John, age 80 is a widower living alone in his home. His income is $2,400 per month from social security, a $1,200 per month pension and interest income from $200,000 in savings. John’s brother was in a nursing home for 6 years at a cost of $100,000 per year and John would like to avoid that situation. His main asset is his $400,000 home. If he takes no action and goes into the nursing home for 6 years like his brother, he could face the following. The nursing home would get his $3,600 per month SS and pension. The remainder of the $6,400 ($10,000 per month average cost of nursing home) to cover his expenses would come first from his savings and then from the house. In 31 months his $200,000 saving would be use up and the house would be sold. Over the next 29 months, assuming he dies after 6 years in the home, he will use up $185,000 from the sale of his house and his heirs will receive $215,000. John decides to purchase a Medicaid Asset Protection Trust (MAPT) to keep his assets safe from nursing care cost. He puts the home in the trust along with his $200,000 savings and after a five-year waiting period these assets are exempt from Medicaid.
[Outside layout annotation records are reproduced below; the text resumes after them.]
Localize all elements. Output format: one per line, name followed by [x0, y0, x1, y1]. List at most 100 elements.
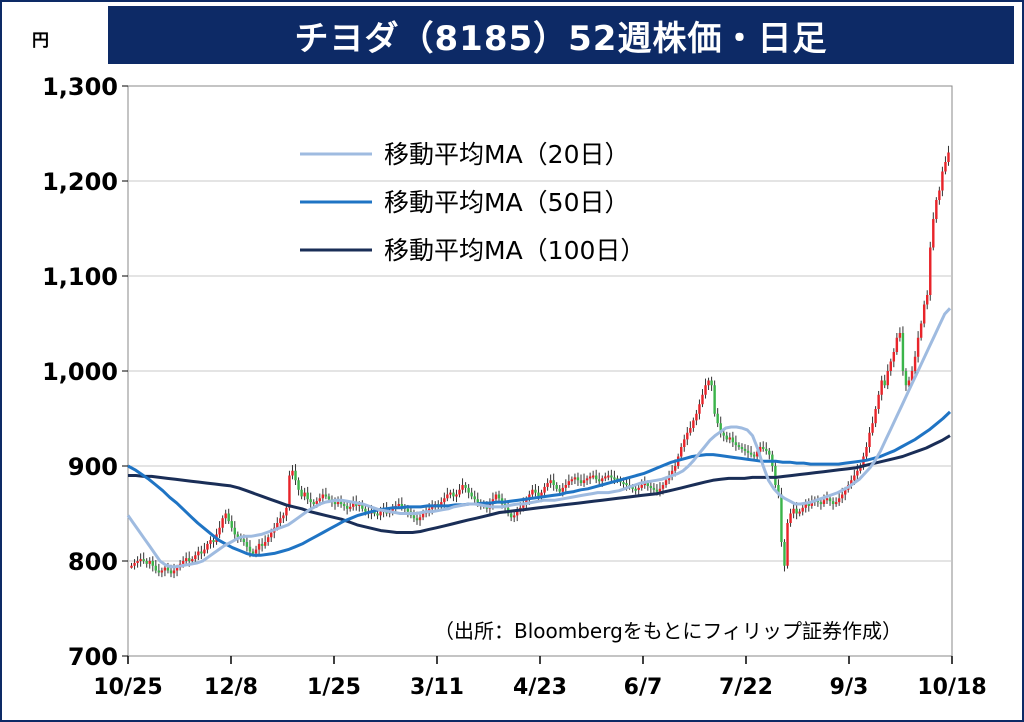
candle-body [470, 492, 473, 497]
candle-body [594, 475, 598, 480]
candle-body [379, 511, 382, 516]
candle-body [588, 476, 592, 479]
candle-body [458, 489, 461, 495]
candle-body [516, 511, 519, 516]
candle-body [655, 489, 659, 492]
candle-body [892, 352, 896, 362]
legend-label: 移動平均MA（20日） [384, 140, 629, 169]
candle-body [312, 502, 315, 505]
candle-body [151, 561, 154, 566]
y-tick-label: 1,200 [42, 168, 118, 196]
y-tick-label: 1,000 [42, 358, 118, 386]
candle-body [913, 356, 917, 371]
candle-body [810, 502, 814, 506]
candle-body [543, 486, 546, 493]
candle-body [640, 485, 643, 488]
candle-body [537, 492, 540, 497]
candle-body [467, 487, 470, 493]
candle-body [282, 515, 285, 519]
candle-body [777, 485, 780, 495]
candle-body [941, 171, 944, 191]
candle-body [840, 494, 844, 499]
candle-body [172, 570, 176, 574]
candle-body [418, 517, 422, 521]
candle-body [631, 486, 634, 489]
candle-body [680, 447, 683, 457]
candle-body [880, 380, 883, 395]
candle-body [540, 492, 543, 497]
candle-body [257, 543, 261, 550]
candle-body [898, 333, 902, 338]
candle-body [412, 515, 416, 519]
candle-body [327, 496, 331, 500]
candle-body [743, 448, 747, 451]
candle-body [558, 488, 561, 492]
candle-body [762, 447, 765, 449]
candle-body [752, 454, 756, 457]
candle-body [358, 504, 361, 506]
candle-body [245, 542, 249, 547]
candle-body [175, 567, 179, 571]
candle-body [719, 423, 722, 433]
candle-body [825, 498, 829, 501]
chart-title: チヨダ（8185）52週株価・日足 [108, 6, 1014, 64]
candle-body [546, 483, 549, 487]
candle-body [169, 570, 173, 574]
candle-body [604, 476, 607, 479]
candle-body [765, 448, 768, 451]
candle-body [263, 542, 267, 546]
candle-body [853, 475, 856, 481]
y-tick-label: 800 [68, 548, 118, 576]
y-tick-label: 900 [68, 453, 118, 481]
candle-body [300, 489, 303, 497]
candle-body [819, 502, 823, 505]
candle-body [227, 513, 230, 522]
candle-body [601, 478, 604, 482]
candle-body [303, 492, 306, 497]
y-tick-label: 700 [68, 643, 118, 671]
candle-body [646, 483, 650, 486]
candle-body [695, 413, 698, 421]
candle-body [440, 502, 443, 506]
candle-body [333, 502, 337, 505]
candle-body [212, 540, 215, 543]
candle-body [804, 504, 807, 508]
x-tick-label: 3/11 [410, 675, 464, 700]
x-tick-label: 6/7 [624, 675, 663, 700]
candle-body [856, 470, 859, 476]
candle-body [850, 480, 853, 485]
candle-body [570, 479, 574, 482]
candle-body [197, 551, 200, 556]
candle-body [203, 549, 206, 554]
candle-body [522, 504, 525, 508]
source-note: （出所：Bloombergをもとにフィリップ証券作成） [434, 619, 902, 643]
candle-body [321, 494, 325, 499]
candle-body [242, 539, 246, 542]
candle-body [734, 442, 738, 446]
candle-body [188, 558, 191, 561]
candle-body [421, 513, 425, 518]
candle-body [774, 466, 777, 485]
candle-body [364, 508, 367, 512]
candle-body [907, 380, 911, 386]
candle-body [260, 543, 264, 546]
candle-body [339, 502, 343, 505]
candle-body [844, 489, 847, 495]
candle-body [889, 361, 892, 371]
candle-body [582, 480, 586, 484]
candle-body [713, 385, 716, 414]
candle-body [233, 527, 236, 535]
candle-body [525, 499, 528, 504]
candle-body [206, 543, 209, 550]
candle-body [221, 518, 224, 528]
legend-label: 移動平均MA（50日） [384, 188, 629, 217]
candle-body [145, 561, 148, 564]
candle-body [324, 494, 328, 497]
candle-body [266, 537, 270, 542]
candle-body [686, 432, 689, 440]
candle-body [922, 304, 926, 324]
candle-body [895, 337, 899, 352]
candle-body [801, 507, 804, 512]
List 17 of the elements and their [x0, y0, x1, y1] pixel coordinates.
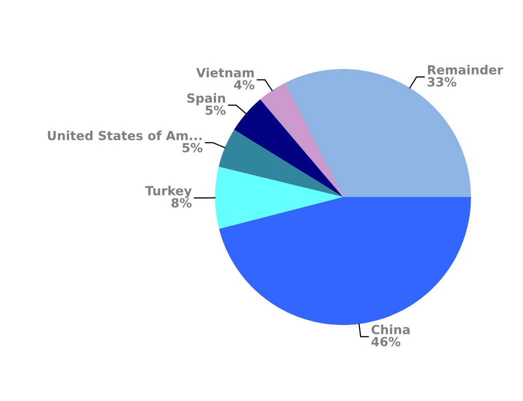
data-label: 5% — [206, 105, 226, 115]
slice-label: Vietnam — [196, 68, 254, 78]
pie-slice — [215, 166, 343, 229]
slice-label: United States of Am... — [48, 130, 202, 140]
slice-label: Spain — [187, 93, 226, 106]
slice-label: Remainder — [428, 64, 504, 75]
slice-label: China — [372, 324, 410, 334]
pie-slice — [219, 197, 471, 325]
pie-slice — [260, 82, 343, 197]
data-label: 5% — [182, 142, 202, 152]
data-label: 33% — [428, 77, 456, 87]
data-label: 4% — [234, 80, 254, 90]
data-label: 46% — [371, 336, 400, 346]
data-label: 8% — [172, 198, 192, 208]
pie-slice — [234, 99, 343, 197]
slice-label: Turkey — [145, 186, 192, 198]
pie-slice — [218, 130, 343, 197]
During that five-year period, he can continue to receive the interest from the $200,000. He is the trustor, sometimes called the grantor, and his two children are the trustees and the beneficiaries. He cannot benefit from the trust as he is no longer the owner of the assets but he can change the trustees and beneficiaries if he desires. He goes into full care and the nursing home receives his SS and pension but his assets are protected. The house can be rented out or sold and the proceeds remain in the trust until John dies at which time the assets pass to his heirs (children) as stated in the trust and most common is in equal shares to my children. Using a qualified eldercare attorney, the cost of such a trust is about $8,000.